Oswin tries to give the Doctor some direction to where he can find Rory (and then herself) but Amy is falling prey to the nanogenes (nice of them to come back for a visit. We haven’t seen them since series 1). She walks into a room and sees people but they’re really Daleks. When she focuses, she sees what they really are and they start running. A damaged Dalek corners them and the Doctor engages it, prompting it to self-destruct. He puts the thing in reverse and blows up a bunch of other Daleks along with it. Really, he has no problem blowing up these beings (or Cybermen really). It’s a tad disturbing but I do like that there’s such continuity with the lengthy history between the two races.
And since we have made it to the final act, we are about to cram five different plot points into that span. First, Amy and Rory reconcile as the Doctor goes off to find Oswin. Rory tries to give Amy his wrist band because it will take longer to convert him since he has more love for her than she does for him. She breaks down, going on about how he’s always wanted children and since Demon’s Run, she can’t have any more. And she didn’t kick him out, she let him go. They struggle a bit and Rory ends up getting his wrist band on her arm anyway. Well so it turns out the Doctor put his band on Amy before he left.
Things are getting dicey with Oswin as the Doctor continues to question things. In a matter of minutes Oswin deletes all record of the Doctor from the Dalek database to save him from the ICU Daleks (all from battles with him probably during the Time War). And then he gets into the room and finds out that she is in fact a full on Dalek. She was converted because she was a freaking genius. But she’s still human enough to drop the force field so he and the Ponds can escape.
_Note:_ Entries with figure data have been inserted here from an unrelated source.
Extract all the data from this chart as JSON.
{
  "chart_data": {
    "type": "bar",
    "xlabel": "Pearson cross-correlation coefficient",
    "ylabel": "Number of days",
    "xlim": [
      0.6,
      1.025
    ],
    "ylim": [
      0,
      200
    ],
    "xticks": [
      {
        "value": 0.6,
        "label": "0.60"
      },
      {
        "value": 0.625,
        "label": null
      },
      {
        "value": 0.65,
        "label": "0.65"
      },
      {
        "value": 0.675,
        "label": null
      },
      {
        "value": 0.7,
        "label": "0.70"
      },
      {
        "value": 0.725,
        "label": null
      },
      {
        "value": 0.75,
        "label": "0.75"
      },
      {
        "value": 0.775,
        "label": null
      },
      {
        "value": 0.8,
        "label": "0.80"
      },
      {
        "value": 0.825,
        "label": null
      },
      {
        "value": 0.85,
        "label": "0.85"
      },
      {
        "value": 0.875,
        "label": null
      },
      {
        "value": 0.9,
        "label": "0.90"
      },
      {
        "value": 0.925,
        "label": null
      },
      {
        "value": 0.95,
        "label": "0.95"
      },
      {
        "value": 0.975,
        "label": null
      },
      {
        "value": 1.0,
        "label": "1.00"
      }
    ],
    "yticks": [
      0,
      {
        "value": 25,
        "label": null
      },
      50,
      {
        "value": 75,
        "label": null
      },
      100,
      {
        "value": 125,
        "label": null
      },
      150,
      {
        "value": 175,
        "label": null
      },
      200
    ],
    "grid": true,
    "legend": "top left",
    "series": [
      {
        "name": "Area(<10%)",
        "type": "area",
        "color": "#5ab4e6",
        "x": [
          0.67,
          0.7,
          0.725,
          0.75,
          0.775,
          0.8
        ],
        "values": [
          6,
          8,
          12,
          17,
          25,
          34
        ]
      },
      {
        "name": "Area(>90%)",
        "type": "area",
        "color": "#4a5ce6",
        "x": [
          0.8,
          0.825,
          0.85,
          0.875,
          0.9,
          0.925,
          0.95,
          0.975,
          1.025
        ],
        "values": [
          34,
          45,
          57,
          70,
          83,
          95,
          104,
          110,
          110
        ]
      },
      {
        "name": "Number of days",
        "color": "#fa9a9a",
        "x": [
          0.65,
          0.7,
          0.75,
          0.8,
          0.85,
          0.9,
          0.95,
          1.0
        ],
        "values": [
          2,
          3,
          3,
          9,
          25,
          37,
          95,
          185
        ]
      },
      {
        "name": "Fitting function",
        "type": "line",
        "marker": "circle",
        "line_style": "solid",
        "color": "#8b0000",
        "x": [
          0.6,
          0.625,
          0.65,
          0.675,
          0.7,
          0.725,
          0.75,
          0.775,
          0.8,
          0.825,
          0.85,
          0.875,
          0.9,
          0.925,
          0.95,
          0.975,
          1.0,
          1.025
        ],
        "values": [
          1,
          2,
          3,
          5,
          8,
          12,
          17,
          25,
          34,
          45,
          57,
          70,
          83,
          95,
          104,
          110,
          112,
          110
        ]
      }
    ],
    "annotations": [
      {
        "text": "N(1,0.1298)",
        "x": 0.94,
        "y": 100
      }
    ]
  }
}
And it looks like she erased the memory of the Doctor from every single Dalek. I wasn’t very fond of this the first time I saw the episode because it just completely gets rid of a history that stretches back to the start of the series. And on re-watch, I’m still pissed. The Daleks are the Doctor’s greatest enemy. You can’t just erase him from their memory. It’s cheap and stupid and one of many things Moffat has done lately that make me wish he was departing the series before the start of series 8. But all seems well for Amy and Rory, reunited and back home together. Something tells me they’ll be seeing the Doctor again soon.